By considering the real-time visualization technology, multiphase, multiscale, damage mechanism, and wettability, future research directions on the microscopic flow mechanism of CO2 may be anticipated:
(1) Future studies should carry out real-time CT scanning experiments for CO2 displacement in combination with the research and development of a CO2 microscopic flow real-time CT scanning clamping device to realize real-time visualization and quantitative description of CO2 flow behavior in complex pore structures.
(2) The flow mechanism of single-phase CO2 in complex pore structures has been extensively studied, but few studies investigated the micro-flow mechanism of multiphase CO2. It is suggested that more attention should be paid to the microscopic flow mechanism of multiphase CO2 in complex pore structures in the future.
(3) CO2 geological storage should meet the needs of long-term storage and wide range.
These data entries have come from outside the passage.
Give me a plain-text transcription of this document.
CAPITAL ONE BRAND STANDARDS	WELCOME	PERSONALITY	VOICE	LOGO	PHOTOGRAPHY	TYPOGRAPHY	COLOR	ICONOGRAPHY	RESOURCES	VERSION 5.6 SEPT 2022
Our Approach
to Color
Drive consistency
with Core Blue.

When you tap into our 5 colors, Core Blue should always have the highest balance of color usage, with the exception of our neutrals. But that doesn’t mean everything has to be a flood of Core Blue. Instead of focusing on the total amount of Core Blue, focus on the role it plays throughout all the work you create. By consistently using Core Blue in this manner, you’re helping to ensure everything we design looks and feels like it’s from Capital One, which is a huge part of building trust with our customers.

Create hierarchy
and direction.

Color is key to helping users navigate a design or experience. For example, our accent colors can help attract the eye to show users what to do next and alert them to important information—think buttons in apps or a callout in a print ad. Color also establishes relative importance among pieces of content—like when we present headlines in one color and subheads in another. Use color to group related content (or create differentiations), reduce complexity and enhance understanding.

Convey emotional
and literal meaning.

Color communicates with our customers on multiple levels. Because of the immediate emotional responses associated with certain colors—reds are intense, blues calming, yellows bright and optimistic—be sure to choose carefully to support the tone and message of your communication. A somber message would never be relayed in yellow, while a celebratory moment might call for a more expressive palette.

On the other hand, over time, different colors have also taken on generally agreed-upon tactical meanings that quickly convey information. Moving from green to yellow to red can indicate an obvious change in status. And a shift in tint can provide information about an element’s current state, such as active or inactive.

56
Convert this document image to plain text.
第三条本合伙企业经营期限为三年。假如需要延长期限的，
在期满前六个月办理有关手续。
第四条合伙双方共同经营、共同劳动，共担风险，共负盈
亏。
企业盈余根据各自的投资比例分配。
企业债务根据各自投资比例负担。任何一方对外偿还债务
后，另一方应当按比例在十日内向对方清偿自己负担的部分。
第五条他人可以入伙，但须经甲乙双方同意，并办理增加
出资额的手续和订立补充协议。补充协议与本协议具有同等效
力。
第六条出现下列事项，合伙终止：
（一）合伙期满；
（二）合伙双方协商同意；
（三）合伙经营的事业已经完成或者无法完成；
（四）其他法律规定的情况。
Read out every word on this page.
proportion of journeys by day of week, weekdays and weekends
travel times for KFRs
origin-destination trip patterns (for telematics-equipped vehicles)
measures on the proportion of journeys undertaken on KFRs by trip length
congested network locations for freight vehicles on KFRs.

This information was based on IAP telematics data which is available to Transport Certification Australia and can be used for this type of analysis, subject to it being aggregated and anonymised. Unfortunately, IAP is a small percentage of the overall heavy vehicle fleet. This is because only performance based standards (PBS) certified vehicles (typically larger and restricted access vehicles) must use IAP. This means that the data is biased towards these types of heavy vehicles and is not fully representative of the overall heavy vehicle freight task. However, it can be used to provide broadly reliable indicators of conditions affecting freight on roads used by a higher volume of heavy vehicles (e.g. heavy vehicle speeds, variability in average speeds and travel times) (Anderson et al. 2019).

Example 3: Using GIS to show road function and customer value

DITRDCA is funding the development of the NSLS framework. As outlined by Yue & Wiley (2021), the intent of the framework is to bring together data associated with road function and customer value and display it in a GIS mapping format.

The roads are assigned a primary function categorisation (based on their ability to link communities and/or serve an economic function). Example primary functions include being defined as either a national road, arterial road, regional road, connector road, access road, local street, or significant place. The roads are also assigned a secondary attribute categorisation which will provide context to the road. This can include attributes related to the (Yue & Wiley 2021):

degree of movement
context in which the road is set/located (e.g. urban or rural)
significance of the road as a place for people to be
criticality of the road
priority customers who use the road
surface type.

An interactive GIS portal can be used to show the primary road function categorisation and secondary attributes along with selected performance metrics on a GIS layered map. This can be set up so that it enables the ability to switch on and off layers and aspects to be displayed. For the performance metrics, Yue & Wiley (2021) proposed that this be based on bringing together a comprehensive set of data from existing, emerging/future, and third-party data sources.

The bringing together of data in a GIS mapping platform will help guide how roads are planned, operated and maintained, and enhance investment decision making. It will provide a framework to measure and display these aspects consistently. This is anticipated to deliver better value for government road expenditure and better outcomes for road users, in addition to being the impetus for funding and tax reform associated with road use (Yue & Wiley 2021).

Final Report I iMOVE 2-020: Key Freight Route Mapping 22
It is suggested to explore the flow mechanism of CO2 in complex pore structures at multiscale to realize the upgrading from micro, mesoscopic to macro scales, which is of great importance for evaluating the long-term safety of CO2 geological storage.
(4) In the process of CO2 flow, chemical reactions occur with the pore surface, and the dissolution or precipitation of minerals changes the pore structures, which has a non-negligible impact on the microscopic flow mechanism of CO2. In the future, attention should be paid to the influence of changes in the pore structures caused by chemical reactions on the microscopic flow mechanism of CO2. The effects of wettability and damage are considered in the theoretical model study.
(5) The characteristics of the complex pore structures and wettability model are simplified, which cannot reflect the actual in situ conditions of the geological storage body. In the future, attention should be paid to the pore structure complexity and complex mixed wettability conditions. In addition, an accurate pore network numerical model of the geological storage body should be established for numerical simulation. The calculation rate and accuracy of the numerical experiment should also be improved.

Data Availability

The data and material that support the findings of this study are available from the corresponding author upon reasonable request, and the source code is not available publicly online but can be provided by the corresponding author for interested researchers.

Acknowledgments

We greatly appreciate the Autonomous Region Science and Technology Major Project of Inner Mongolia (Grant No. 2021ZD0034-2), and Liaoning Provincial Education Department Project (Grant No. LJKQZ20222325), and Project supported by discipline innovation team of Liaoning Technical University (Grant No. LNTU20TD-11).

Declaration of Competing Interest

The authors declare that they have no known competing financial interests or personal relationships that could have appeared to influence the work reported in this paper.